Ground Reference Maneuvers

December 16, 2011
Paine field
Cessna 152
1.2 hours, 3 landings

I didn’t anticipate going up this day, I remember the clouds looked angry and threatening. I checked the METAR, and then called up my instructor to see what he thought. Seeing as how he’s at the airport he would be able to see first-hand what the weather was like there. He said it was clearing to the south, so we should have nothing to worry about. Fine by me, I jumped in my car and hurried to my lesson which I hardly made it to on time because of all the holiday shoppers..

Just as I had expected preflight was all me today. How I ever thought preflight was overwhelming I’ll never know. I breezed through it, only having one question when my instructor headed out. We got the ATIS and called up ground, I was still nervous, but I made sure to write down what was said back to me and repeated it back easily enough. By this time my taxiing was coming along, I still wasn’t great at it, but I could stay on the centerline for the most part, my only challenges were turns and lining the plane up to do the before takeoff checklist. Steering with your feet just doesn’t feel natural, soon enough it will for me, but for now, it’s still as awkward as ever.

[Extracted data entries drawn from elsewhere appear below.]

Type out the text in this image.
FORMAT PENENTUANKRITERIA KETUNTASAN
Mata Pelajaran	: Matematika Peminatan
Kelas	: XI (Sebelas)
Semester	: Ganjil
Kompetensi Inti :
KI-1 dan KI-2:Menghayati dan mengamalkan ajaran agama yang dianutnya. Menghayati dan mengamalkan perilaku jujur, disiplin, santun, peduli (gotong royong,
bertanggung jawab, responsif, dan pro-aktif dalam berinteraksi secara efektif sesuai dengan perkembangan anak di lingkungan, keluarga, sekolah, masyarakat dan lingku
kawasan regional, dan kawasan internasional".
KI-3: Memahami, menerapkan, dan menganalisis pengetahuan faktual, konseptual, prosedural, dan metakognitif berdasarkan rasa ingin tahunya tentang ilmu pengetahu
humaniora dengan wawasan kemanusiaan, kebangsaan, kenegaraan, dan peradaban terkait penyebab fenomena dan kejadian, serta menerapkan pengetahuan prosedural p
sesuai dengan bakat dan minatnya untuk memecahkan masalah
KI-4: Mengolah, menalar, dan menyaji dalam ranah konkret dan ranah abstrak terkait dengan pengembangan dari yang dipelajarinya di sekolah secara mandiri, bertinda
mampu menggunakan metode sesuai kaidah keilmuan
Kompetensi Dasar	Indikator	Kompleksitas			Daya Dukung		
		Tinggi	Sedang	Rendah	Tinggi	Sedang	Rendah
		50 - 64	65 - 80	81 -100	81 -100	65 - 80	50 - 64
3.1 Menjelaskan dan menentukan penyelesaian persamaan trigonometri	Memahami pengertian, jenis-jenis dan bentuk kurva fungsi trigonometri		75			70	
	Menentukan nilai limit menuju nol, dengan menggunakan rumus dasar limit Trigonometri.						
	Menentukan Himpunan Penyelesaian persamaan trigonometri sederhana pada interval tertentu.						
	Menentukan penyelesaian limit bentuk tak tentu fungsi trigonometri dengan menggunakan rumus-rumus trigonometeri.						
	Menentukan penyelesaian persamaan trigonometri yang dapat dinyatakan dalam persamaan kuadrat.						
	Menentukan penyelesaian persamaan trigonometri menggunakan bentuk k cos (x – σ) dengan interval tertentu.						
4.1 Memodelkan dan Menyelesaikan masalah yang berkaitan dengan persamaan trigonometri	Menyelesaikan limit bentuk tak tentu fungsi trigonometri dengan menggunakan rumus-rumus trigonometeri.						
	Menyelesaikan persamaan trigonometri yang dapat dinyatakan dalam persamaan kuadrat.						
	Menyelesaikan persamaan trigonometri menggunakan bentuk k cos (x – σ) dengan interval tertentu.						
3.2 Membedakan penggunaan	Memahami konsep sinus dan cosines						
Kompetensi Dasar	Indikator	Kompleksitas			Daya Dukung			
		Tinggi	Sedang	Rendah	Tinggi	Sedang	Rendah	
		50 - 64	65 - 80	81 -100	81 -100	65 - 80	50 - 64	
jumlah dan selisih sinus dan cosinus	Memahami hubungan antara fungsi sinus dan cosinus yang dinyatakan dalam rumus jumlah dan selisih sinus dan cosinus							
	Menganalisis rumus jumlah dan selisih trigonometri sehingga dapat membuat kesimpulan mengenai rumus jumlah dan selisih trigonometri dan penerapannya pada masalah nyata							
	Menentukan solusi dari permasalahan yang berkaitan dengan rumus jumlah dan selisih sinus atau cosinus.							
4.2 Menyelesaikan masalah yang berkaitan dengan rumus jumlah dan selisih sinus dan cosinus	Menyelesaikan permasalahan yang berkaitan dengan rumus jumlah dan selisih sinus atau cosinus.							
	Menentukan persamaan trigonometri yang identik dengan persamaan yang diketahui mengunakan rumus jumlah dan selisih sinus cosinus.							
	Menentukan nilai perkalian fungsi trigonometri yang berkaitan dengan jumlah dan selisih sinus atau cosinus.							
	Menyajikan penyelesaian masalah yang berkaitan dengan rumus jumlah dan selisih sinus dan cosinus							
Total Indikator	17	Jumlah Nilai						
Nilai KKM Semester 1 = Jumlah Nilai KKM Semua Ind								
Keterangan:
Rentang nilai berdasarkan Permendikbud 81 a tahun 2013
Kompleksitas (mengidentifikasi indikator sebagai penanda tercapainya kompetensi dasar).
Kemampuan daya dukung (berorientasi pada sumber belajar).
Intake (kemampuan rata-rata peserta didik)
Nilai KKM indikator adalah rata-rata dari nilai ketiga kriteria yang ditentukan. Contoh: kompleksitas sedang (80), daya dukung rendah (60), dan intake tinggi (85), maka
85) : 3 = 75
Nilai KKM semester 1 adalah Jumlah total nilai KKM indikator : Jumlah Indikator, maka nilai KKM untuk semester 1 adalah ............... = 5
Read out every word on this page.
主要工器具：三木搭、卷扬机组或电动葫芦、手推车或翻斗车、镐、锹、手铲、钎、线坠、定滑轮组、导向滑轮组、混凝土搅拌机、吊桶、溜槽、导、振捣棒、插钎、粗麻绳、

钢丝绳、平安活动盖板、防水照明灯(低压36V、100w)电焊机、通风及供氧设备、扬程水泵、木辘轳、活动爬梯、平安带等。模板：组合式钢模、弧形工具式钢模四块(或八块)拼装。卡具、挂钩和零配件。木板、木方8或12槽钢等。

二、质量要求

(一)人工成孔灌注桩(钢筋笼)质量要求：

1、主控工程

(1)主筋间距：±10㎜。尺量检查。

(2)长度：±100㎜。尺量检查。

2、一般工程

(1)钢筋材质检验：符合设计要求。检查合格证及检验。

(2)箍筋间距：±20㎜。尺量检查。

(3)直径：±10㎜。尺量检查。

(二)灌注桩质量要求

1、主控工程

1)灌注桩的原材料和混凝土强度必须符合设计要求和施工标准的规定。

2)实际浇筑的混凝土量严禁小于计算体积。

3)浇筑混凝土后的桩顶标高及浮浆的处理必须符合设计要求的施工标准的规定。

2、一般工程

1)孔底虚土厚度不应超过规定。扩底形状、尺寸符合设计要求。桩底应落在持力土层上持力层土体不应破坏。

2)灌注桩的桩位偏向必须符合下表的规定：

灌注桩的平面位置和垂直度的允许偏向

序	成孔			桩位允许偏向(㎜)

Once we were in the air we headed towards Woodinville to do some ground reference maneuvers. First up: turns around a point. This maneuver was a little tricky to me; it took me awhile to figure out the bank needed for each part. When flying directly downwind the steepest bank will be required, shallowest when upwind. Not surprisingly, I didn't have enough bank so the wind blew me off my course, then trying to compensate I ended up closing in too quickly. It was a mess of a circle. He had me do a second, which turned out a lot better. Next: S-turns which I ended up liking a lot more. When doing this maneuver you want to be turning throughout but you want your wings to be level right as you pass over your reference point, so in my case my wings would need to be level as I crossed the telephone wires. It is important to keep in mind that when your angle of bank increases you may experience a slight loss of lift, so to compensate for that you’d need to add back pressure to increase your lift. Yet, you don’t want to forget about that back pressure because as you let out some bank, if you’re still pulling back, you’re obviously going to start flying up. So throughout this maneuver you’ll constantly need to make adjustments. I did my first S-turn perfectly. I forgot exactly what my CFI had said, but I remember it being a compliment, and a confidence booster. Finally, something I nailed without having to practice repeatedly. My airspeed stayed the same, and I didn’t lose or gain more than 100ft of altitude. How I pulled it off, no idea, I just did the S-turn and somehow it came out wonderful.Finally: the rectangular course, which is like the traffic pattern. Enter it a 45 degree, and make your appropriate turns. Simple enough and easy, how many times had I practiced this already with my touch and goes? Plenty of times. I believe I did this once or twice, and then headed back towards the telephone wires to do one more S-turn before heading back for some touch and goes. I remember my instructor telling me to make this S-turn as beautiful as the first. Well, I tried. The first had came out perfectly and the second would have been perfect if I’d had straightened up quicker, unfortunately I didn’t. But I’d like to think it wasn’t too shabby for it being my second.